11 meter band In the 1950s

A curious history. Most information is found on forums. The band that would become Citizens Band began its current life in 1952 ish as an Amateur Radio band that was shared with mostly unregulated medical equipment that had primary access to the band. Diathermy (?) machines were the biggest source of interference but there were others.

I get conflicting reports that say the band was permitted or not, for novice Amateur Radio Licence holders. One report says the Novice licence at that time allowed 80 meters, 40 meters, and 11 meters. This would change through the early years.

Loss of the band for Amateurs was about 1959. Few Amateurs complained as the band was saturated by interference from medical devices still. Novices were moved to a segment of the 15 meter band, a much better band. 11 meters has always been referred to as the junkyard of the radio spectrum.

Non Amateur public access required a licence early on. There were several classes with licensees limited in power based upon their class of licence. Under Amateur use the band was limited to CW and AM modes. When Public access took over the band was limited to AM voice. (As far as I can find). In the 1970s licencing would be eliminated. The band would evolve into the class D licencing restrictions. 5 watt input power of AM modulated voice. With no licence required. You can find current law under Part 95 FCC regulations.

Under Amateur use in the 1950s remote control vehicle control was permitted with also CW and AM. The band was so poor because of local interference from Medical devices many Amateurs stayed away from the band. Equipment at that time was no where near the quality of Amateur gear today despite being state of the art at that time. More about equipment later.
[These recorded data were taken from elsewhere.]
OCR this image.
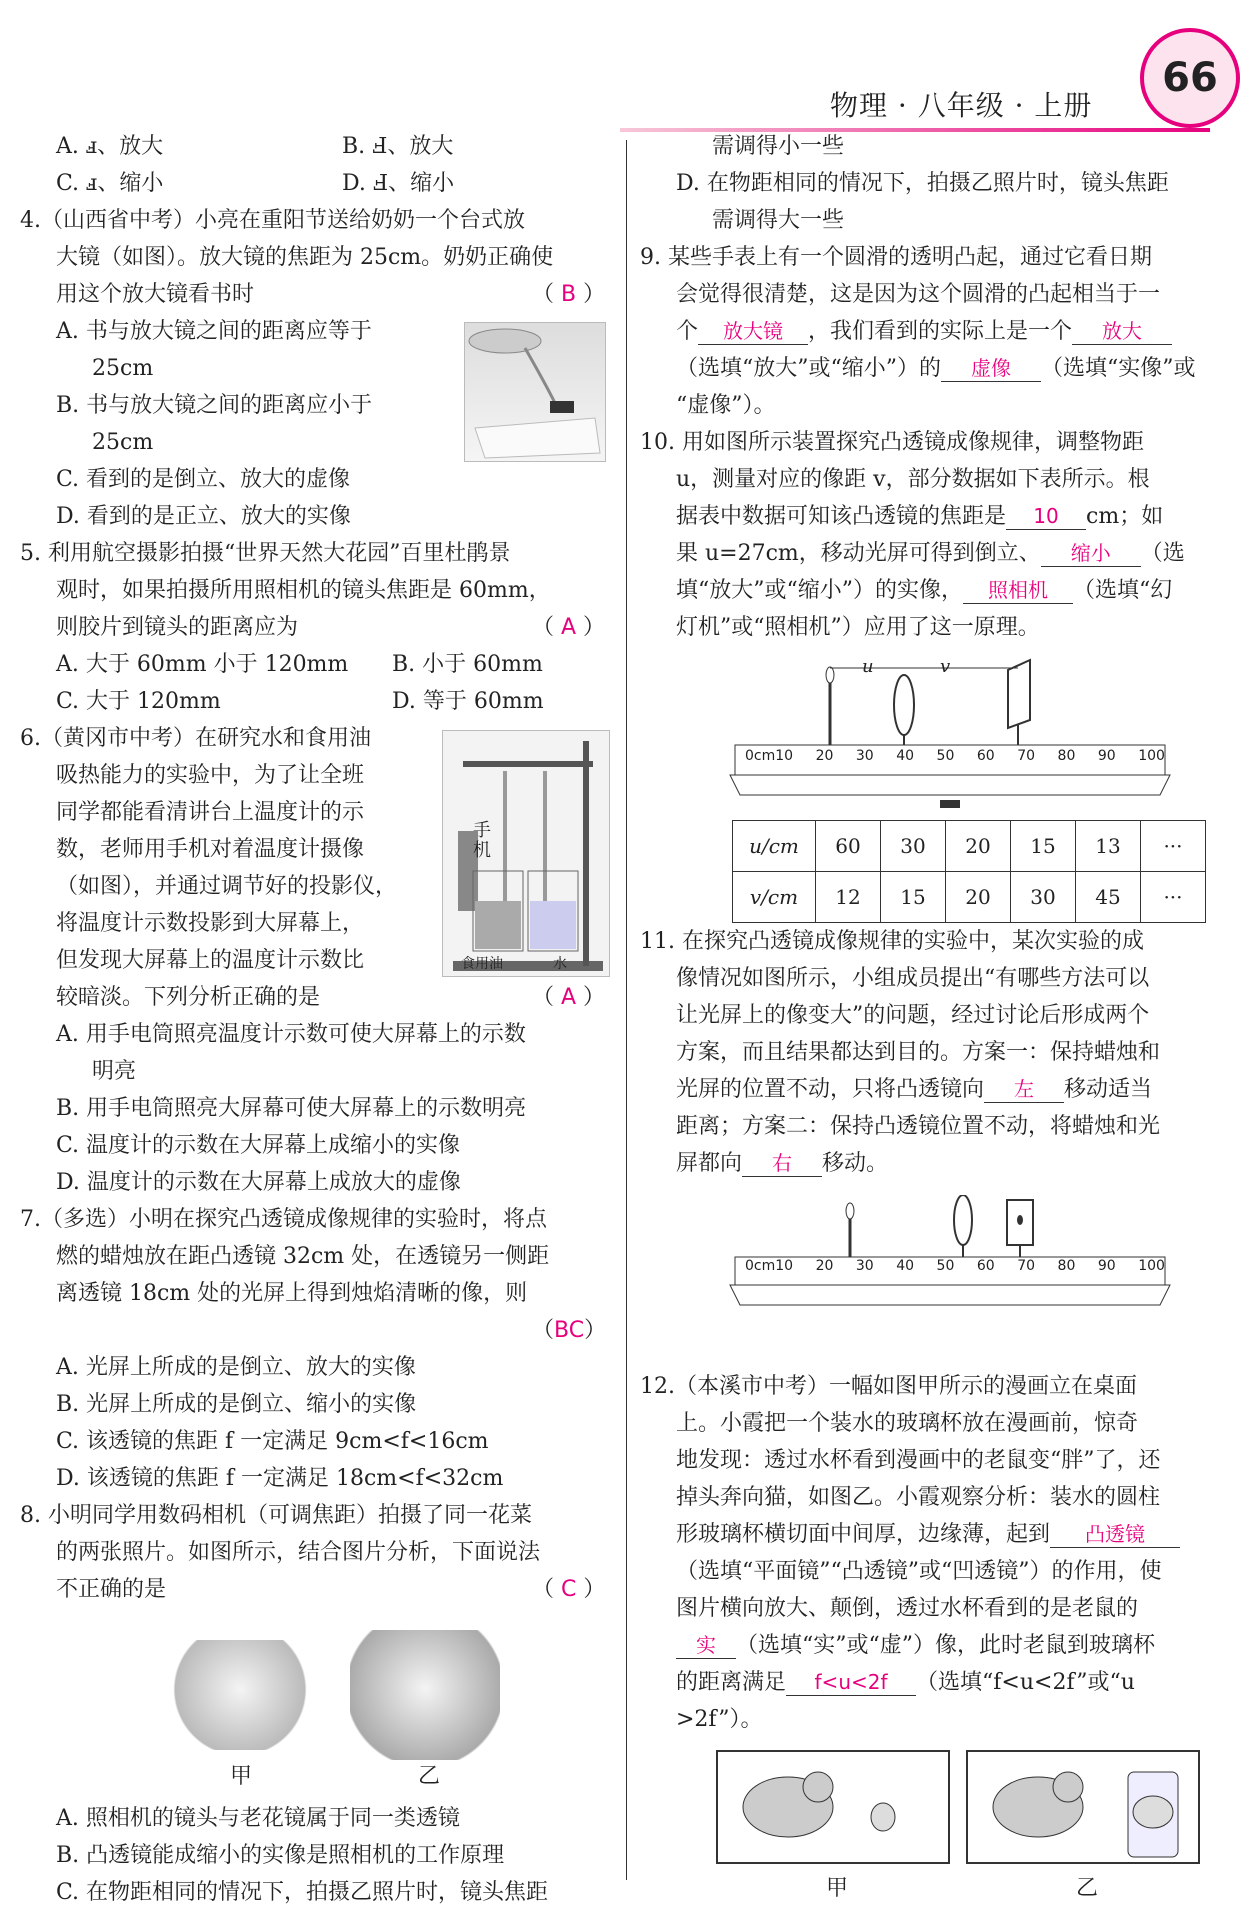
物理 · 八年级 · 上册
66
A. ⅎ、放大	B. Ⅎ、放大
C. ⅎ、缩小	D. Ⅎ、缩小
4.（山西省中考）小亮在重阳节送给奶奶一个台式放
大镜（如图）。放大镜的焦距为 25cm。奶奶正确使
用这个放大镜看书时	（ B ）
A. 书与放大镜之间的距离应等于
25cm
B. 书与放大镜之间的距离应小于
25cm
C. 看到的是倒立、放大的虚像
D. 看到的是正立、放大的实像
5. 利用航空摄影拍摄“世界天然大花园”百里杜鹃景
观时，如果拍摄所用照相机的镜头焦距是 60mm，
则胶片到镜头的距离应为	（ A ）
A. 大于 60mm 小于 120mm B. 小于 60mm
C. 大于 120mm	D. 等于 60mm
6.（黄冈市中考）在研究水和食用油
吸热能力的实验中，为了让全班
同学都能看清讲台上温度计的示
数，老师用手机对着温度计摄像
（如图），并通过调节好的投影仪，
将温度计示数投影到大屏幕上，
但发现大屏幕上的温度计示数比
较暗淡。下列分析正确的是	（ A ）
手机
食用油	水
A. 用手电筒照亮温度计示数可使大屏幕上的示数
明亮
B. 用手电筒照亮大屏幕可使大屏幕上的示数明亮
C. 温度计的示数在大屏幕上成缩小的实像
D. 温度计的示数在大屏幕上成放大的虚像
7.（多选）小明在探究凸透镜成像规律的实验时，将点
燃的蜡烛放在距凸透镜 32cm 处，在透镜另一侧距
离透镜 18cm 处的光屏上得到烛焰清晰的像，则
（BC）
A. 光屏上所成的是倒立、放大的实像
B. 光屏上所成的是倒立、缩小的实像
C. 该透镜的焦距 f 一定满足 9cm<f<16cm
D. 该透镜的焦距 f 一定满足 18cm<f<32cm
8. 小明同学用数码相机（可调焦距）拍摄了同一花菜
的两张照片。如图所示，结合图片分析，下面说法
不正确的是	（ C ）
甲	乙
A. 照相机的镜头与老花镜属于同一类透镜
B. 凸透镜能成缩小的实像是照相机的工作原理
C. 在物距相同的情况下，拍摄乙照片时，镜头焦距
需调得小一些
D. 在物距相同的情况下，拍摄乙照片时，镜头焦距
需调得大一些
9. 某些手表上有一个圆滑的透明凸起，通过它看日期
会觉得很清楚，这是因为这个圆滑的凸起相当于一
个 放大镜 ，我们看到的实际上是一个 放大
（选填“放大”或“缩小”）的 虚像 （选填“实像”或
“虚像”）。
10. 用如图所示装置探究凸透镜成像规律，调整物距
u，测量对应的像距 v，部分数据如下表所示。根
据表中数据可知该凸透镜的焦距是 10 cm；如
果 u=27cm，移动光屏可得到倒立、 缩小 （选
填“放大”或“缩小”）的实像， 照相机 （选填“幻
灯机”或“照相机”）应用了这一原理。
u	v
0cm10 20 30 40 50 60 70 80 90 100
u/cm	60	30	20	15	13	···
v/cm	12	15	20	30	45	···
11. 在探究凸透镜成像规律的实验中，某次实验的成
像情况如图所示，小组成员提出“有哪些方法可以
让光屏上的像变大”的问题，经过讨论后形成两个
方案，而且结果都达到目的。方案一：保持蜡烛和
光屏的位置不动，只将凸透镜向 左 移动适当
距离；方案二：保持凸透镜位置不动，将蜡烛和光
屏都向 右 移动。
0cm10 20 30 40 50 60 70 80 90 100
12.（本溪市中考）一幅如图甲所示的漫画立在桌面
上。小霞把一个装水的玻璃杯放在漫画前，惊奇
地发现：透过水杯看到漫画中的老鼠变“胖”了，还
掉头奔向猫，如图乙。小霞观察分析：装水的圆柱
形玻璃杯横切面中间厚，边缘薄，起到 凸透镜
（选填“平面镜”“凸透镜”或“凹透镜”）的作用，使
图片横向放大、颠倒，透过水杯看到的是老鼠的
实 （选填“实”或“虚”）像，此时老鼠到玻璃杯
的距离满足 f<u<2f （选填“f<u<2f”或“u
>2f”）。
甲	乙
The movies like Smokey and the Bandit among others are credited for fueling the public use of CB in the 1970s and 80s. In the UK CB was supposed to be regulated in use but very quickly got out of hand. Finally, the government there relaxed regulations. Before that many CB clubs, CB based pubs (bars), and many legal and illegal shops existed. Videos exist on the topic of UK CB on YouTube. FM operation legal in the UK, is very illegal in America, maybe even all of North America.

In the Early days Novice transmitters included 11 meters. Such as the Knight T50, Heathkit DX 40, Heathkit AT1, among others. I currently have 2. Novices were limited to 75 watts input to the antenna from the final amplifier. That is the equivalent of 50 watts output today. Many transmitters like the Knight T50 and Heathkit AT1 were built as CW only radios, with Crystal control to appease regulations regarding Novices.

Once a Amateur upgraded to a General Class licence he could alter his Novice Station by adding a VFO to one of the Crystal sockets, adding a Modulator to the key socket to inject AM voice onto the transmitted signal, and an Amplifier to the antenna socket before the Antenna for more power, if allowed on the band it was used on. A note here, many of these Radios had transformers that were considered inferior for AM use. They could cause a fire while in use.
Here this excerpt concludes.